Intent of Voting Rights Law Argued in N.C.

     (CN) – As a trial over controversial changes to North Carolina’s voting rights law opened in the Winston-Salem Federal Court Monday lawyers for the state argued there was no discriminatory intent behind a statute plaintiffs claim disenfranchises black voters.
     The legislation at issue, enacted in 2013, ended same-day voter registration, stopped the counting of out-of-precinct votes, and did away with pre-registration of 17-year-old high school students.
     The plaintiffs in the case claim these and other measures included in the law, such as a dramatic reduction in the number of early voting days, disproportionately affect black and Hispanic voters and are evidence of institutionalized racism in the state.
     They also note the changes were made after the Supreme Court struck down a requirement that election law changes in North Carolina and eight other states in the Deep South — states with a history of racial discrimination — by preapproved by federal officials.
     But Butch Bowers, one of a team of lawyers representing Gov. Pat McCrory, was unequivocal in his opening remarks before U.S. District Judge Thomas Schroader.
     “We will show that there is no discrimination, intentional or otherwise,” he said.
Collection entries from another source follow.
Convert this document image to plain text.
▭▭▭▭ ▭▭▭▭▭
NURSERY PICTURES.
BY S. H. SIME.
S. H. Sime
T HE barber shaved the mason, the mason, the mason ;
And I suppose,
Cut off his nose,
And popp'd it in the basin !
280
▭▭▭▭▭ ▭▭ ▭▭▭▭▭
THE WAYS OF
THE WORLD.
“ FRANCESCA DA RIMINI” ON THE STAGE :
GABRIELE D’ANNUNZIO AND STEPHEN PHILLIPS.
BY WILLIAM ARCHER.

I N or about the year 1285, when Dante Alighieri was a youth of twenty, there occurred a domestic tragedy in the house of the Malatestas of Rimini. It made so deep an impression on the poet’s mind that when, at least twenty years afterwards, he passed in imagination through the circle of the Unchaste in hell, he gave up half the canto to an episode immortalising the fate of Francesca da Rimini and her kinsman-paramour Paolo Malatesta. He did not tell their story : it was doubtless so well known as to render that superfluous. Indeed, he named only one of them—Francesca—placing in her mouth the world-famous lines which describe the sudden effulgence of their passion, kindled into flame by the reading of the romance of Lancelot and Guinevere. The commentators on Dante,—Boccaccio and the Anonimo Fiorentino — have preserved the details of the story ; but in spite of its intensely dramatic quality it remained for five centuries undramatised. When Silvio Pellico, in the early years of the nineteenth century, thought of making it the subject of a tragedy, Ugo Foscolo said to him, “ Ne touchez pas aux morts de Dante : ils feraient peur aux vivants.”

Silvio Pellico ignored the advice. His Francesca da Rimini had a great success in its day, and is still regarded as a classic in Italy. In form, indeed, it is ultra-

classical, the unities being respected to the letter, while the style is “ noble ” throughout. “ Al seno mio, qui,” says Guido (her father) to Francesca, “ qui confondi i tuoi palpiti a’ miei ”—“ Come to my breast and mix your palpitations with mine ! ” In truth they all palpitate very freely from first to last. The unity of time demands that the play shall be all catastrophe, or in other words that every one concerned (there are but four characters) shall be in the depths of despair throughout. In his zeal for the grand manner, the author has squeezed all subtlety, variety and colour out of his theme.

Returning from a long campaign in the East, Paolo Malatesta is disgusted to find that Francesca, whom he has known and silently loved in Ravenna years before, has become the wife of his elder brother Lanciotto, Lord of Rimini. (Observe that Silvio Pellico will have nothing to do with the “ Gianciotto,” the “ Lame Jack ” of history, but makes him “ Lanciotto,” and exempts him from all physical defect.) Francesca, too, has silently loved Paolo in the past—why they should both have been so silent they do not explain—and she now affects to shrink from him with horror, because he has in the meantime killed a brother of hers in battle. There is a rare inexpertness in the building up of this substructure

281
     According to Bowers, the law was changed primarily to reduce the administrative costs associated with elections, and that it is not discriminatory because it applies to all races equally.
     Last year, Judge Schroader refused to impose a preliminary injunction to keep the law from influencing the outcome of the November elections. He was later overruled by a divided Fourth Circuit panel, which said it did see the potential for the disenfranchisement of minority voters.
     Its ruling restored same-day voter registration and reinstated out-of-precinct provisional voting on Voting Rights Act grounds. But it allowed other key provisions of the law, such as reduction of early-voting days and the expansion of allowable voter challengers, will go into effect before the election.
     The Supreme Court granted North Carolina a stay from implementing the Fourth Circuit’s order “pending the timely filing and disposition of a petition for a writ of certiorari.”
     In a dissent, Justice Ruth Bader Ginsburg, joined by Justice Sonia Sotomayor, said she agreed with the appeals court’s determination that the two provisions “risked significantly reducing opportunities for black voters to exercise the franchise.” “Accordingly, I would retain, pending full adjudication of this case, the preliminary injunction ordered by the Court of Appeals,” Justice Ginsburg wrote.
     The Justice Department, which claims the discriminatory effects of the law were neither accidental nor unforeseen, is seeking to reinstate federal preclearance of election amendments in North Carolina.
     The trial is expected to last four weeks.